As the year is coming to an end, so comes the time for some faculty members to say goodbye, for now, to UC Davis.
Jay Mechling, American studies
Professor Jay Mechling of the American studies department has taught at UC Davis since 1971 and is set to retire this year after 35 dedicated years.
Mechling completed his undergraduate in American studies at Stetson University in Florida, a school he describes as small and close-knit – slightly different from UCD.
He continued graduate school at the University of Pennsylvania. In reaching his decision to come to teach at UC Davis, he said that he liked the spirit of the school.
“I liked the place. I liked the UC system, and being in Northern California,” said Mechling.
UC Davis has changed a lot since Mechling’s arrival in the early 1970s.
“It’s a much larger school now than when I first got here,” he said.
Mechling timed his retirement to join with his wife’s retirement from teaching at California State University East Bay, Hayward campus.
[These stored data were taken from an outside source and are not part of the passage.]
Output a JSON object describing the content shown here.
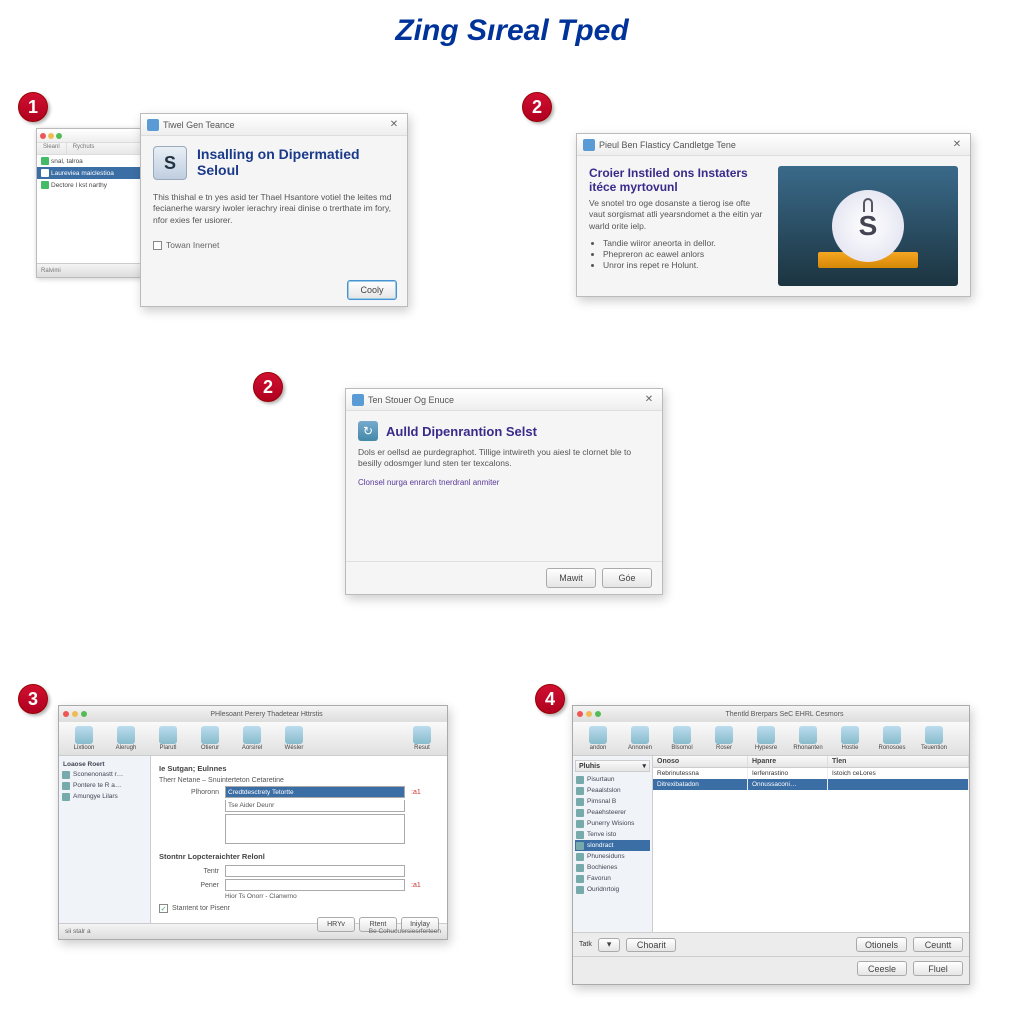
{
  "page": {
    "title": "Zing Sıreal Tped"
  },
  "steps": {
    "s1": "1",
    "s2a": "2",
    "s2b": "2",
    "s3": "3",
    "s4": "4"
  },
  "dlg1": {
    "titlebar": "Tiwel Gen Teance",
    "icon_letter": "S",
    "heading": "Insalling on Dipermatied Seloul",
    "body": "This thishal e tn yes asid ter Thael Hsantore votiel the leites md fecianerhe warsry iwoler ierachry ireai dinise o trerthate im fory, nfor exies fer usiorer.",
    "checkbox": "Towan Inernet",
    "btn_primary": "Cooly",
    "mini": {
      "row_hl": "Laureviea maiclestioa",
      "row2": "Dectore l kst narthy"
    }
  },
  "dlg2a": {
    "titlebar": "Pieul Ben Flasticy Candletge Tene",
    "heading": "Croier Instiled ons Instaters itéce myrtovunl",
    "body": "Ve snotel tro oge dosanste a tierog ise ofte vaut sorgismat atli yearsndomet a the eitin yar warld orite ielp.",
    "bullets": [
      "Tandie wiiror aneorta in dellor.",
      "Phepreron ac eawel anlors",
      "Unror ins repet re Holunt."
    ],
    "badge_letter": "S"
  },
  "dlg2b": {
    "titlebar": "Ten Stouer Og Enuce",
    "heading": "Aulld Dipenrantion Selst",
    "body": "Dols er oellsd ae purdegraphot. Tillige intwireth you aiesl te clornet ble to besilly odosmger lund sten ter texcalons.",
    "link": "Clonsel nurga enrarch tnerdranl anmiter",
    "btn1": "Mawit",
    "btn2": "Góe"
  },
  "win3": {
    "title": "PHlesoant Perery Thadetear Httrstis",
    "toolbar": [
      "Lixtioon",
      "Alerugh",
      "Plarutl",
      "Otierur",
      "Aorsirel",
      "Wésler",
      "Resut"
    ],
    "sidebar": {
      "header": "Loaose Roert",
      "items": [
        "Sconenonastt r…",
        "Pontere te R a…",
        "Amungye Lilars"
      ]
    },
    "pane": {
      "section1": "Ie Sutgan; Eulnnes",
      "label_row": "Therr  Netane – Snuinterteton Cetaretine",
      "field1_label": "Plhoronn",
      "field1_value": "Credtdesctrety Tetortte",
      "field1_sub": "Tse Aider Deunr",
      "badge1": ":a1",
      "section2": "Stontnr Lopcteraichter Relonl",
      "field2_label": "Tentr",
      "field3_label": "Pener",
      "row_caption": "Hior  Ts Onorr - Clanwrno",
      "badge2": ":a1",
      "checkbox": "Stantent tor Pisenr",
      "btns": [
        "HRYv",
        "Rtent",
        "Iniylay"
      ]
    },
    "status_left": "sii stalr a",
    "status_right": "Be Cohuouersiesrferteen"
  },
  "win4": {
    "title": "Thentld Brerpars SeC EHRL Cesmors",
    "toolbar": [
      "andon",
      "Annonen",
      "Blsomol",
      "Roser",
      "Hypesre",
      "Rhonanten",
      "Hostie",
      "Ronosoes",
      "Teuention"
    ],
    "leftpanel": {
      "header": "Pluhis",
      "items": [
        "Pisurtaun",
        "Peaalstslon",
        "Pimsnal B",
        "Peaehsteerer",
        "Punerry Wisions",
        "Tenve isto",
        "slondract",
        "Phunesiduns",
        "Bochienes",
        "Favorun",
        "Ouridnrtoig"
      ],
      "hl_index": 6
    },
    "columns": [
      "Onoso",
      "Hpanre",
      "Tlen"
    ],
    "rows": [
      [
        "Rebrinutessna",
        "Ierfenrastino",
        "Istoich ceLores"
      ],
      [
        "Ditrexibatadon",
        "Onnussaconi…",
        ""
      ]
    ],
    "row_hl_index": 1,
    "bottom": {
      "label": "Tatk",
      "btn1": "Choarit",
      "btn_r1": "Otionels",
      "btn_r2": "Ceuntt",
      "btn_r3": "Ceesle",
      "btn_r4": "Fluel"
    }
  }
}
He will not be traveling, he said, but working on two writing projects.
“When professors retire, they’re usually just as busy, they just get to avoid all the meetings,” Mechling said.
Mechling is working on a book on the Boy Scouts of America as their centennial celebration will occur in 2010. This will be his second book on the boys since On my honor: The making of American youth, published in 2004 based on his field work research on Boy Scouts. His other project will be a mystery novel.
Also a professor of the integrated studies program, Mechling will return fall 2009 to teach a course in this department on war in America. His contributions to the campus however, can be seen in many areas other than his classroom.
Mechling was part of the committee task force that redid the General Education requirements program, which he called “a lot of work, but we came up with a new and better GE program.”
Mechling also taught the first ever freshman seminar, now a popular program not only for first-year students, but for upper classmen as well. He has also worked with the Davis Honors Challenge since its beginning in the 1990‘s.
“I loved the culture of the school, and my great colleagues,” he said regarding what he will miss most about UC Davis.
Mechling encouraged students to thank their professors for their hard work and that something as simple as a thank you can brighten up a bad day.
“I’m proud of every student that I’ve ever had,” Mechling said. “If there’s a teacher that meant a lot to you, write a note to say thank you, to say that they made a difference in your life.”
Jon Wagner, School of Education
Professor Jon Wagner will retire after 20 years at UCD, beginning in 1988. Wagner was an academic coordinator his first two years and a faculty member since 1990 as well as an administrator in the School of Education and currently is the director of the Teaching Resources Center.
Wagner has also seen some changes in the university since when he first began here.
“It’s less sleepy. It’s bigger. For better or worse, there’s more accountability,” Wagner said. “It’s still an interesting place, but in different ways now than it was then.”
Wagner came to UC Davis after completing his undergraduate at Stanford University and graduate school at the University of Chicago.
He came to UCD to take a position and start a program.
“I had been working on different forms of university-school collaboration for a decade or so before I came and they were starting a new program at Davis that I was really attracted to,” Wagner said.
That program became the Craft Center in the School of Education. At the time, there were a couple of various scattered programs, which Wagner helped put together into one program.
Wagner has planned to retire for a couple of years now, knowing that after taking the position at the Teaching Resources Center in 2006 that he would be able to do that for only three to four years due to the demands of the job.
“I want to have more – not so much free time – but I wanted to take some time for personal projects,” Wagner said. “I’m looking forward to reading and writing, doing some research, and perhaps teaching.“
Though he is not planning on coming back fulltime, Wagner said he is not opposed to teaching a freshman seminar, but is mainly working on his research. His primary interest is children’s material culture – how children buy, trade and play with their possessions. He will continue to work on this research through different visual studies.
Wagner said that what he will miss most about UC Davis might be something that others are glad to get rid of.
“I’m probably going to miss the adrenaline rush that comes from trying to do too much at once, which is something that I got to share with many colleagues,” Wagner said. “If I don’t miss that then I probably shouldn’t have retired.”
He said that he found UC Davis a rewarding place not only to teach, but also to learn.
“It’s a great place to teach and a great place to learn to teach. I think there are fewer research institutions that are great places to teach … it’s a great resource of rewards that I’ve gotten from here.”